Quando os cidadãos do município equatoriano de Cuenca, no planalto andino, começaram a assumir um papel mais atuante no processo decisório do governo há vários anos atrás, foi ao mesmo tempo uma inovação e a continuação de uma tradição que remonta a centenas de anos atrás.
De acordo com a explicação do prefeito de Cuenca, Fernando Cordero Cuevas, as tradições de participação comunitária, conhecidas como minga na língua indígena quíchua, datam de muito antes da época dos incas. Atualmente, sob a liderança de Cordero, o processo em que assembléias populares e seus representantes estabelecem e analisam o orçamento e decidem suas prioridades colocou o município de 420.000 habitantes na vanguarda do movimento em curso na América Latina para aumentar a participação local no processo de tomada de decisões.

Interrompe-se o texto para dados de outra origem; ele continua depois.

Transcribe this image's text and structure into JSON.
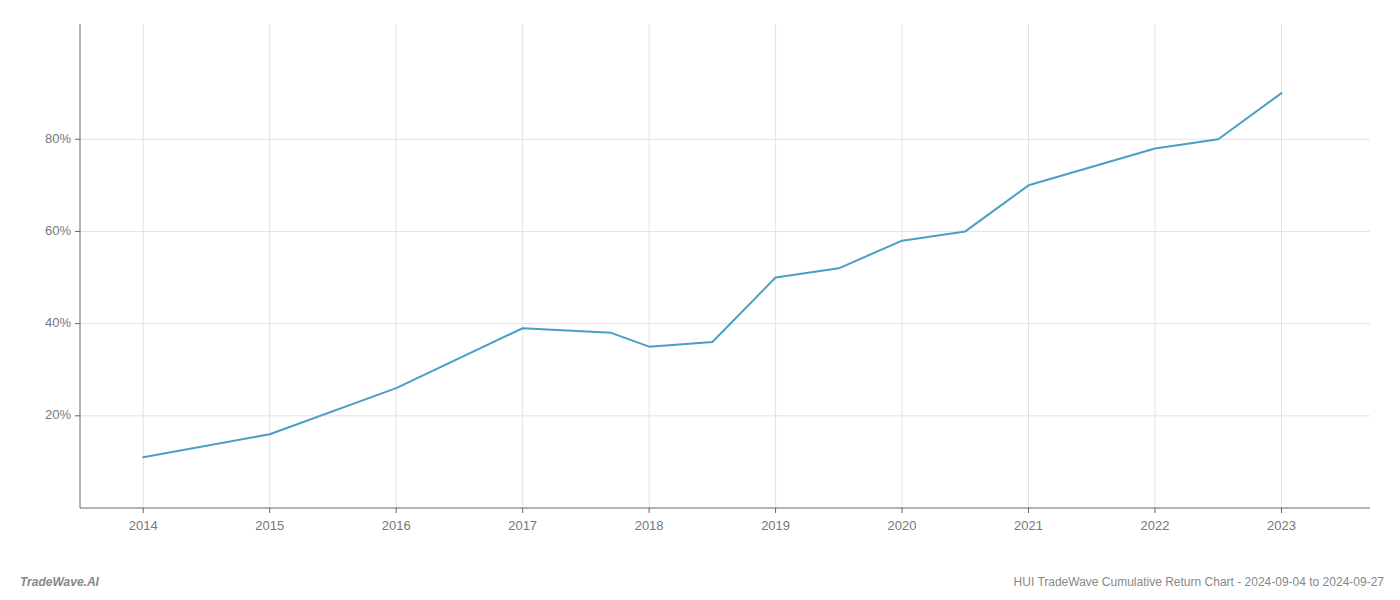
{
  "chart_data": {
    "type": "line",
    "x": [
      2014,
      2015,
      2016,
      2017,
      2017.7,
      2018,
      2018.5,
      2019,
      2019.5,
      2020,
      2020.5,
      2021,
      2022,
      2022.5,
      2023
    ],
    "values": [
      11,
      16,
      26,
      39,
      38,
      35,
      36,
      50,
      52,
      58,
      60,
      70,
      78,
      80,
      90
    ],
    "color": "#4a9fc4",
    "xlim": [
      2013.5,
      2023.7
    ],
    "xticks": [
      2014,
      2015,
      2016,
      2017,
      2018,
      2019,
      2020,
      2021,
      2022,
      2023
    ],
    "ylim": [
      0,
      105
    ],
    "yticks": [
      {
        "value": 20,
        "label": "20%"
      },
      {
        "value": 40,
        "label": "40%"
      },
      {
        "value": 60,
        "label": "60%"
      },
      {
        "value": 80,
        "label": "80%"
      }
    ],
    "grid": true,
    "annotations": [
      "TradeWave.AI",
      "HUI TradeWave Cumulative Return Chart - 2024-09-04 to 2024-09-27"
    ]
  }
}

Embora em geral as cidades liderem na organização social, esse não tem sido o caso de Cuenca, segundo Cordero. Nos 21 distritos rurais do município, as pessoas participam mais ativamente das assembléias populares do que os cidadãos dos distritos urbanos. A razão, diz ele, é que "as pessoas do campo vivem mais em comunidade".
Um dos primeiros atos de Cordero depois de ocupar o cargo foi renovar os conselhos distritais. Antes, seus membros eram nomeados pelo prefeito. Agora, eles se tornaram cargos eletivos que suplementam a Câmara Municipal. Os conselhos distritais foram incumbidos de identificar os projetos de obras públicas, estabelecer as prioridades, reunir-se com os peritos técnicos da cidade para se assegurar de que os projetos são viáveis, solicitar estudos técnicos e a preparação de orçamentos, monitorar a execução das obras e avaliar os resultados. Os projetos incluem escolas, construções de unidades de saúde, estradas, parques e centros comunitários. Os distritos rurais também estão concluindo planos de desenvolvimento estratégico de 20 anos.
O orçamento participativo de Cuenca baseia-se em uma lei local que regula o voto e a participação das juntas distritais. Em Porto Alegre, no Brasil, o sistema participativo funciona sem uma lei especial.
Como fizeram outros municípios, Cuenca instituiu o orçamento participativo ao mesmo tempo em que tomava medidas no campo da reforma fiscal. O primeiro passo foi a atualização do cadastro de contribuintes. Cordero informou que a cidade realizou a tarefa de forma muito minuciosa, indo "de prédio em prédio".
A reforma fiscal de Cuenca recebeu grande impulso a partir de uma alteração introduzida na constituição equatoriana, pela qual os municípios passaram a ter o direito exclusivo de determinar como gastar a receita conseguida com a arrecadação de um imposto especial sobre imóveis ou bairros para fins de melhorias. No sistema de Cuenca, os contribuintes que se beneficiam diretamente de uma obra pública pagam uma parcela maior de seus custos. Segundo Cordero, as amortizações dos empréstimos contraídos para financiar obras públicas feitas com a receita desse "imposto de melhoria" estão em dia, porque os cidadãos sabem que o pagamento da dívida no prazo reduz as taxas de juros e portanto seus impostos.
Outra parte do processo da reforma fiscal consistiu da reorganização dos serviços públicos, como telecomunicações e saneamento, que drenavam os recursos do tesouro da cidade. Eles foram tirados das mãos da burocracia municipal e convertidos em empresas autônomas. Cordero lembra que, embora se realizem assembléias populares para examinar as tarifas cobradas por essas empresas, os cidadãos entendem que os serviços devem ter uma remuneração adequada para poder funcionar de forma sustentável.